On the way back, I crossed paths with the Parental Units. They were heading back home so I gave them a wave and a honk. They did not notice, but I felt better at making the effort. Nothing in comparison with the effort they put into visiting us. I wish we could go up their way more often. So much to do, so little time. We will be all making a trip to Minnesota in a few weeks and that should fulfill everyone's quarterly family-togetherness quotient. When I did get home, I was surprised to see that Amish Dad had harvested the acres of grass. I also noticed that he mowed it perpendicular to the direction that I usually mow it. Nice change of pace, perhaps I should alternate the way I mow the grass. I hope it went easy for him, we had just finished sharpening the blade on the mower so that is could slice through rebar. That little Black-and-Decker dremmel tool is pretty nifty, I'll have to sharpen the blade more often. He did not collect the clippings so I wont have to deal with turning the compost either. We will have to send a thank-you along with his birthday card.

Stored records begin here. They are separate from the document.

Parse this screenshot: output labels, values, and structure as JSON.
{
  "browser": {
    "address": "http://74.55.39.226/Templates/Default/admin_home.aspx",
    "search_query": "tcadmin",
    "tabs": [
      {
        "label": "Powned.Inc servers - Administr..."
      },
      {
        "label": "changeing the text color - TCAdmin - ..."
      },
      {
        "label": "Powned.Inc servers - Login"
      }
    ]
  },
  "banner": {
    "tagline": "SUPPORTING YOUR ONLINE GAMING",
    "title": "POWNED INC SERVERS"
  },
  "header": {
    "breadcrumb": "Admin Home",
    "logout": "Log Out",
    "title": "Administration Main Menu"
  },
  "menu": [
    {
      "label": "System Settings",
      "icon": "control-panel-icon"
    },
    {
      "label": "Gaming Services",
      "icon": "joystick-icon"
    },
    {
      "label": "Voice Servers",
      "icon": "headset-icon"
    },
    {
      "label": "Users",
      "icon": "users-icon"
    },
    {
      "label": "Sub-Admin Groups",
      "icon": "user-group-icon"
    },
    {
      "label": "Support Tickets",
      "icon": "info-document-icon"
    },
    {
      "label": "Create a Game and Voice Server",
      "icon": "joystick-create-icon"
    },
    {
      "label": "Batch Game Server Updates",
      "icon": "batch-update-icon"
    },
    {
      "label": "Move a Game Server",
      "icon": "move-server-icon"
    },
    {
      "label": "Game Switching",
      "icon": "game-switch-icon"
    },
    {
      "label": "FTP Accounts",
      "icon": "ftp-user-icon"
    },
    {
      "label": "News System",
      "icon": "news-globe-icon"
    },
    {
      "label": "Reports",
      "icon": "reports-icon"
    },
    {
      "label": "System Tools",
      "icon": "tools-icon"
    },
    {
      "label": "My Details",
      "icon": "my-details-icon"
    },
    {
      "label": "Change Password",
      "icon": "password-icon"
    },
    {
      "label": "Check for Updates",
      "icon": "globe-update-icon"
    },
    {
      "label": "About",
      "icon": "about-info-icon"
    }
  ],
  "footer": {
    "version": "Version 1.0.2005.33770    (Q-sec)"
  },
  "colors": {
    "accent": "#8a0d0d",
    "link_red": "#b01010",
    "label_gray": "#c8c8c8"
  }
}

For the rest of the evens, we let the kids run themselves ragged. It was a bit warm and humid in the house so they got pretty sweaty in a hurry. They didn't seem to mind, and since they had a bath coming, neither did I. Over the last year, I have found myself ending the weekend in various states of exhaustion, discomfort and distress. Either I need to get more sleep or I need to scale back the bombastic grandeur of my projects. On a positive note, our family friends Sean (digger) and Lucy (lil sis) just found out that not only are they expecting their first child, but they are in fact going to be having twins! Lucy and the Mrs spent a bit of time on the phone where critical pre-twin information was relayed to the flabbergasted mother-to-be. I'm certain that they will have to make some adjustments in their expected lifestyle, but they will do fine. If their children are only half as active as ours, they can cruise. We are starting to wonder why we have so many friends and associates starting families with twins. Uncanny circumstance? Govt conspiracy? Aliens? Hmmmm, I think it may be something less intentional and more to do with our choice in when we start having children.